I sure know how that is. My last job was at this plastics factory. It wasn’t a bad job-I was there for 13 years (and still would be had life not dealt me some lemons early last year)-but cripes was that place a furnace in the summer!
In my new job (just got hired on full-time permanent–WOOHOO!) it’s a much better atmosphere…but what I do most days tends to provoke wisecracks. I’m the guy who stamps the litmus paper onto these-no kidding! Usually 12-14,000 of them in a 10-hour shift.
More on topic, though…worst job? I can’t really count the pork plant job I worked only one night, but it was pretty miserable. I guess I’ll have to say certain tasks while I was in the Army-especially out in the desert. For example, those field latrines-well, the tubs underneath have to be dumped on a daily basis. As a corporal, I thought that was more of a job for specialists and privates, but others disagreed. Oh well…

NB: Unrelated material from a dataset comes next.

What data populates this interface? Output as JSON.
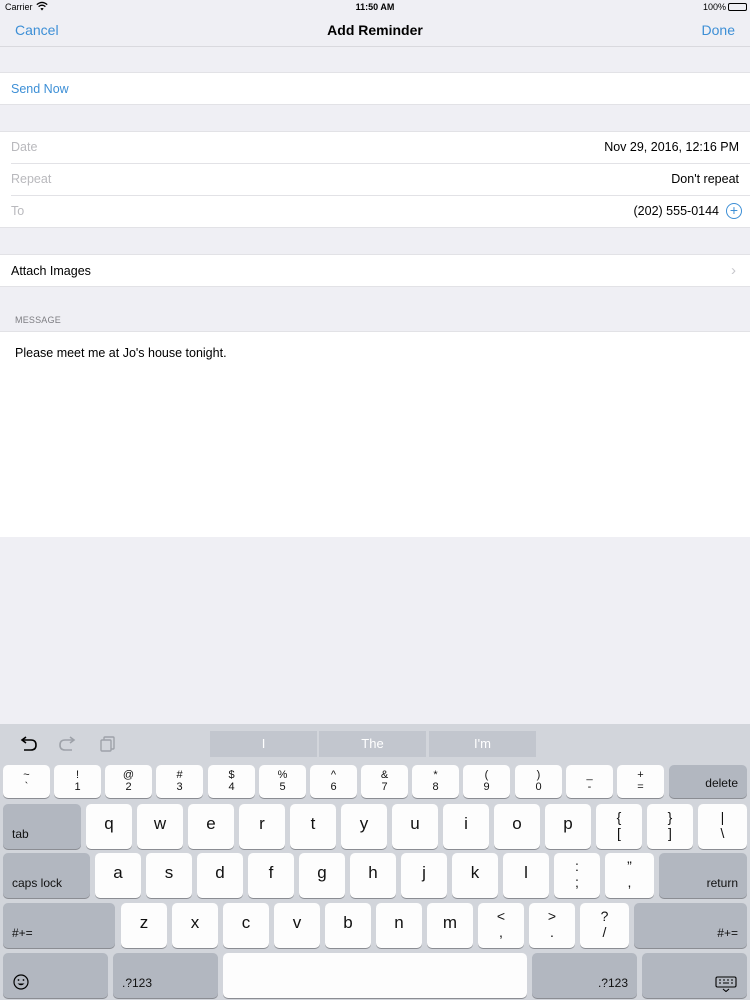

Having read through these comments, I see that I really can’t complain.
Ah, the memories…..
Gotta be working in the ice cream plant. Sounds okay, right? I worked in the warehouse/hardening rooms. Had to wear a big industrial-looking overall/jacket combo because the temperature was around zero degrees, unless you had to work near the blowers, where it was closer to 23-30 below.
We were doing manual labor, taking ice cream off the conveyors and loading pallets, or taking hardened ice cream off of pallets and loading trucks. If you started sweating and then moved to a section near the blowers, your eyes would freeze shut. Had to take a 10 minute break every hour and a half to get your face back to normal, at least momentarily.
Worked 4 months at a steel mill, and mopped my way through half of college, but the ice cream plant sucked more.
Garbageman…and no, we didn’t have the big arm that lifted the trash for you. But to tell you the truth, I didn’t hate it as much as you would think. It was simply the most physically demanding job I ever had. I worked many days from 6am to 12 midnight in Texas in the summer. I learned how to drink water without swallowing and saw more than my share of maggots and cockroaches. I’ll never forget that landfill smell.
Collecting on delinquent loans for Kirby vacuum cleaners. Talk about tough. These people didn’t want was forced on them by unscrupulous, high-pressure door-to-door salesmen. I was able to cut the delinquents in half but it was not fun. I only did it for nine months.